= Pablo Montesino Cáceres =

Spanish academic (1781–1849)

Pedro Pablo Montesino y Cáceres (1781–1849) was a Spanish teacher and academic.

==Education and career==
Pedro Pablo Montesino y Cáceres was born in Fuente el Carnero in 1781. Montesino studied in Valladolid and later got his medical degree in Salamanca. He also served in the military.

Montesino was a man of liberal and progressive interests and as a result was exiled in London for 10 years (1823-1833).

He carried out the first implementation of the liberal education system and generalized many ideas proposed by other prominent teachers. He was the first principal of the Escuelas Normales, and his ideas were widely circulate. He focused on early childhood education, having observed the educational situation in London, and also set about proper teacher training.

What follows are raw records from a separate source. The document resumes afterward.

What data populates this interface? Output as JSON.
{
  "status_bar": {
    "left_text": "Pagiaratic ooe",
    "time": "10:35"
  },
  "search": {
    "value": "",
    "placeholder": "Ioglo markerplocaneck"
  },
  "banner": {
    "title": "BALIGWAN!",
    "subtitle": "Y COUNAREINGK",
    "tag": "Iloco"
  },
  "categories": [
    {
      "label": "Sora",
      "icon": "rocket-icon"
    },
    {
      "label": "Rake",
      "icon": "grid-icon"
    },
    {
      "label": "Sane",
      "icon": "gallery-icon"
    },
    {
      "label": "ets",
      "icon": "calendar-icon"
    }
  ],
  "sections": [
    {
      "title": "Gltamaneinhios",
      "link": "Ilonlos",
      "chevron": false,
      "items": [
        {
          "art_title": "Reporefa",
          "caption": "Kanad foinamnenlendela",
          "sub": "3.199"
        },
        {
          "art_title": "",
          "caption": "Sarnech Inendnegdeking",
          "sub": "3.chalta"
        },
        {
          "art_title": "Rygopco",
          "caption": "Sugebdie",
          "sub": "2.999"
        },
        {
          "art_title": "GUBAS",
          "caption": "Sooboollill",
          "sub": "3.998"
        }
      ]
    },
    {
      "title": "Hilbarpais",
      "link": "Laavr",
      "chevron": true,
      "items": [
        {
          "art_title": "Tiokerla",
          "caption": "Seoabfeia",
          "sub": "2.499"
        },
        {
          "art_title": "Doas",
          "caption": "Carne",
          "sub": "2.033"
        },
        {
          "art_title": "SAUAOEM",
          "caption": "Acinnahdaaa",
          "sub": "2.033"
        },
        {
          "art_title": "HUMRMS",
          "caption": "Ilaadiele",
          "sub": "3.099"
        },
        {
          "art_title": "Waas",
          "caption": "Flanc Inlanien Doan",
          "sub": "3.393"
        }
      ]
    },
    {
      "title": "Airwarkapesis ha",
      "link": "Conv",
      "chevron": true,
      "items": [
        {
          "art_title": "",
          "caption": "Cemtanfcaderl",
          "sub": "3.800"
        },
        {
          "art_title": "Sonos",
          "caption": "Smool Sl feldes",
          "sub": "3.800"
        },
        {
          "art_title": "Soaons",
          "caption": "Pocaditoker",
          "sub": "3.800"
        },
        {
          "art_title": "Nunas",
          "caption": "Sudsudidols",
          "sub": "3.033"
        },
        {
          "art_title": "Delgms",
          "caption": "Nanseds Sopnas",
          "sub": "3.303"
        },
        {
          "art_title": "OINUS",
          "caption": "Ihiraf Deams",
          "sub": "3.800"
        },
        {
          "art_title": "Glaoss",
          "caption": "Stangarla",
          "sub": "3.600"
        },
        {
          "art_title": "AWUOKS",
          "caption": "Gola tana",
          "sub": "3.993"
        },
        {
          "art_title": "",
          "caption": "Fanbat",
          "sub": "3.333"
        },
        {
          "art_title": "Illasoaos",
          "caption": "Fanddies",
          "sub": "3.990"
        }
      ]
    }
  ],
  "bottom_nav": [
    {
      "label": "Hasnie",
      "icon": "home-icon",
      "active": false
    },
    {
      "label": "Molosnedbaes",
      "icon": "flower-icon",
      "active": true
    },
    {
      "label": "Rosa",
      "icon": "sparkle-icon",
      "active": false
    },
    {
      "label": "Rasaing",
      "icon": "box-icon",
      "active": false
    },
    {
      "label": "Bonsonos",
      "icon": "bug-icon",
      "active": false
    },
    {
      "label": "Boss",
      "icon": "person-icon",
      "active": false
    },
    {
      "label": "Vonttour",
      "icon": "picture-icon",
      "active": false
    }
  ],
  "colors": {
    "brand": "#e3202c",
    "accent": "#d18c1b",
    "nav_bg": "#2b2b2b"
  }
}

When he returned to Spain he established the Sociedad para mejorar la educación del pueblo (Society for improving the education of the people), and following this he founded the first kindergarten school in 1838 in Madrid. He later created another such school that would bear his name. In 1839, he took part in the primary education reform, proposing the adoption of kindergarten schools and improved female education. One of his best known works was Manual para maestros de la escuela de Párvulos in 1840 (Handbook for kindergarten teachers). This work included all his educational ideas, and was the first theoretical framework introduced in Spain.

==Accomplishments==
From 1836, with the Duke of Rivas's Plan de Instrucción Pública (Plan of Public Instruction), the then newly formed liberal bourgeois government began to take steps to set up an educational model that suited their economic, ideological and political interests, following the basic tenets of the bourgeois liberal pedagogy. The main objective of this action was the construction of a national education system as was done in other European countries. For social and educational reasons, it was also necessary to meet the educational needs of younger children, through the establishment of kindergartens. For this purpose it was necessary to provide adequate training for teachers in special schools. The proper functioning of the system also required the creation of an inspectorate that would supervise, guide and advise teachers, while providing the necessary information to the government. Pablo Montesino played a key role in designing the programmes and the processes of implementation of the actions undertaken to achieve these ends.

One of Montesino' greatest accomplishments throughout his career was his work in the Escuelas Normales. The Escuelas Normales emerged in Spain in the forties and were primarily concerned with teacher training. In 1843 he delineated what teachers were to become and accordingly reorganized the Escuelas Normales. Many of these centers experienced an initial period of uncertainty during which they would not function as Escuelas Normales except in name only. For Montesino there were only two ways to create high caliber teachers: either improve teacher quality through the creation of Escuelas Normales or impose an obligation to provide them with good training. Montesino considered the first option to be superior.